WOR 1H22 reported EBITA of $251 million was a 21% increase on the same period last year. A higher corporate overhead charge ate into the segmental gains made. The cashflow outcome of $89 million was disappointing, down 65% on last year, implying just 38% conversion of EBITDA due to working capital drags. There was also $46 million in significant items that spoiled the result quality.
WOR is adapting its workload to encourage much more ‘sustainability’ work which is currently at $1.4 billion and attracts good margins. The company is aspiring to reach 75% of its revenue from sustainability-related business within 5 years and is investing $100 million over three years to build internal capability towards this goal.
The company is investing a further $64 million in FY23f capex to chase an incremental ~$23 million pa in cost savings. The cost saving target has been increased from $350 million to $375 million pa by the end of FY23f.
As ever, WOR’s outlook is positive and the 6% half-on-half increase in work backlog to $15.1 billion provides comfort but came with another 4% increase in headcount to almost 50k mouths to feed.
Investment view
WOR’s positive outlook is premised on the capex profile of the major global resource companies. The seven energy majors, for example, have collectively pointed to capex spending around US$105 billion which is 19% ahead of the 2021 outcome.
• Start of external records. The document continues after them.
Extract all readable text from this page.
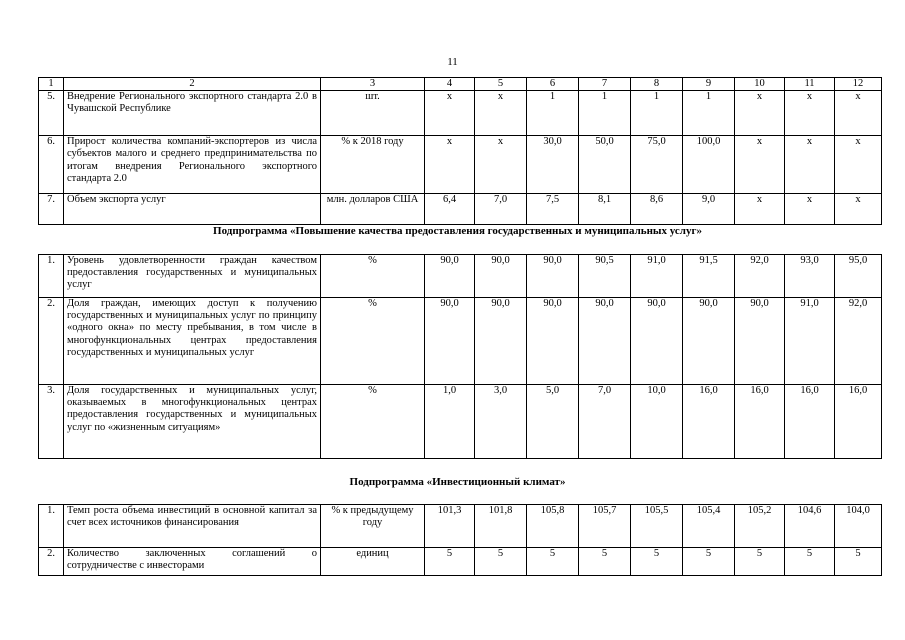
11
1	2	3	4	5	6	7	8	9	10	11	12
5.	Внедрение Регионального экспортного стандарта 2.0 в Чувашской Республике	шт.	x	x	1	1	1	1	x	x	x
6.	Прирост количества компаний-экспортеров из числа субъектов малого и среднего предпринимательства по итогам внедрения Регионального экспортного стандарта 2.0	% к 2018 году	x	x	30,0	50,0	75,0	100,0	x	x	x
7.	Объем экспорта услуг	млн. долларов США	6,4	7,0	7,5	8,1	8,6	9,0	x	x	x
Подпрограмма «Повышение качества предоставления государственных и муниципальных услуг»
1.	Уровень удовлетворенности граждан качеством предоставления государственных и муниципальных услуг	%	90,0	90,0	90,0	90,5	91,0	91,5	92,0	93,0	95,0
2.	Доля граждан, имеющих доступ к получению государственных и муниципальных услуг по принципу «одного окна» по месту пребывания, в том числе в многофункциональных центрах предоставления государственных и муниципальных услуг	%	90,0	90,0	90,0	90,0	90,0	90,0	90,0	91,0	92,0
3.	Доля государственных и муниципальных услуг, оказываемых в многофункциональных центрах предоставления государственных и муниципальных услуг по «жизненным ситуациям»	%	1,0	3,0	5,0	7,0	10,0	16,0	16,0	16,0	16,0
Подпрограмма «Инвестиционный климат»
1.	Темп роста объема инвестиций в основной капитал за счет всех источников финансирования	% к предыдущему году	101,3	101,8	105,8	105,7	105,5	105,4	105,2	104,6	104,0
2.	Количество заключенных соглашений о сотрудничестве с инвесторами	единиц	5	5	5	5	5	5	5	5	5
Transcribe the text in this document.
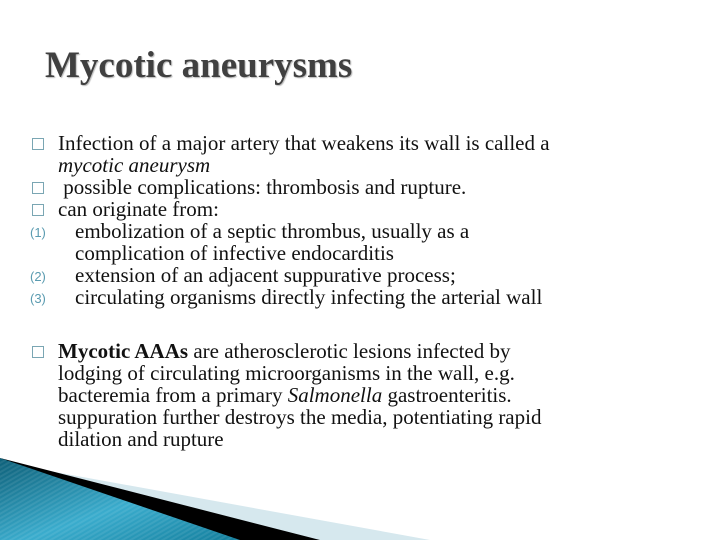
Mycotic aneurysms
Infection of a major artery that weakens its wall is called a
mycotic aneurysm
possible complications: thrombosis and rupture.
can originate from:
(1)	embolization of a septic thrombus, usually as a
complication of infective endocarditis
(2)	extension of an adjacent suppurative process;
(3)	circulating organisms directly infecting the arterial wall
Mycotic AAAs are atherosclerotic lesions infected by
lodging of circulating microorganisms in the wall, e.g.
bacteremia from a primary Salmonella gastroenteritis.
suppuration further destroys the media, potentiating rapid
dilation and rupture
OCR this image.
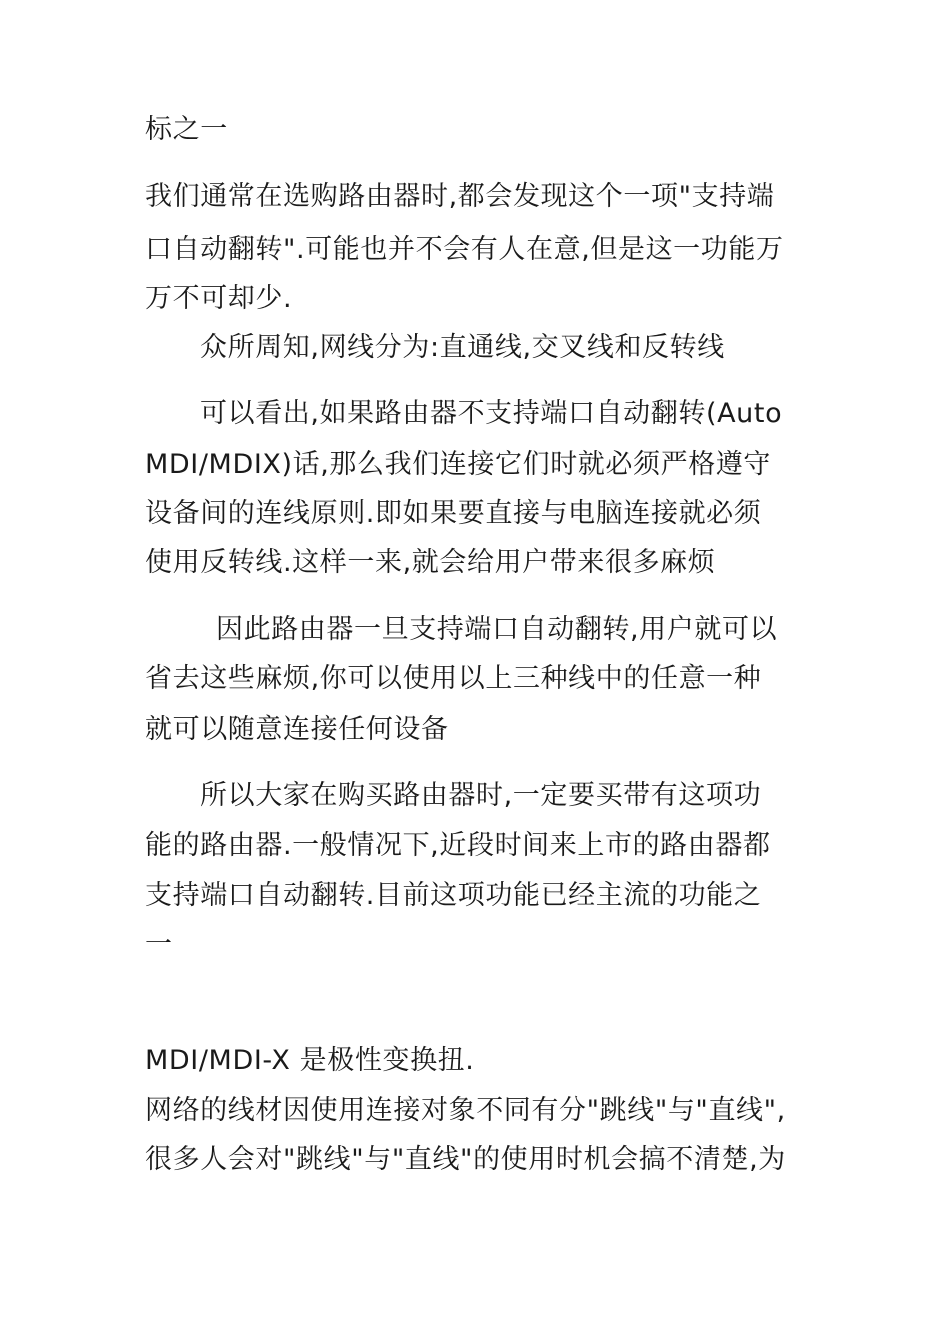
标之一
我们通常在选购路由器时,都会发现这个一项"支持端
口自动翻转".可能也并不会有人在意,但是这一功能万
万不可却少.
众所周知,网线分为:直通线,交叉线和反转线
可以看出,如果路由器不支持端口自动翻转(Auto
MDI/MDIX)话,那么我们连接它们时就必须严格遵守
设备间的连线原则.即如果要直接与电脑连接就必须
使用反转线.这样一来,就会给用户带来很多麻烦
因此路由器一旦支持端口自动翻转,用户就可以
省去这些麻烦,你可以使用以上三种线中的任意一种
就可以随意连接任何设备
所以大家在购买路由器时,一定要买带有这项功
能的路由器.一般情况下,近段时间来上市的路由器都
支持端口自动翻转.目前这项功能已经主流的功能之
一
MDI/MDI-X 是极性变换扭.
网络的线材因使用连接对象不同有分"跳线"与"直线",
很多人会对"跳线"与"直线"的使用时机会搞不清楚,为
WOR’s pivot towards the themes du jour of sustainability and decarbonisation is not without merit, but it smacks of the Worley tendency to constantly paint a rosy picture without actually delivering the earnings. We reiterate a comment from a previous note pointing out that WOR has regularly stripped out ‘one-off’ items for restructuring, transitions and onerous contracts for the last seven years, amounting to a whopping $940 million. It’s a hard habit to break so we cautiously ponder the shiny new world order of sustainability work for WOR and sheepishly upgrade our Sell recommendation to a Hold.
Risks to investment view
The workflow for WOR could increase by more than we anticipate if global resource and energy capex booms. Contract wins and extensions may not meet assumed levels.
Recommendation
We have upgraded our recommendation from Sell to Hold.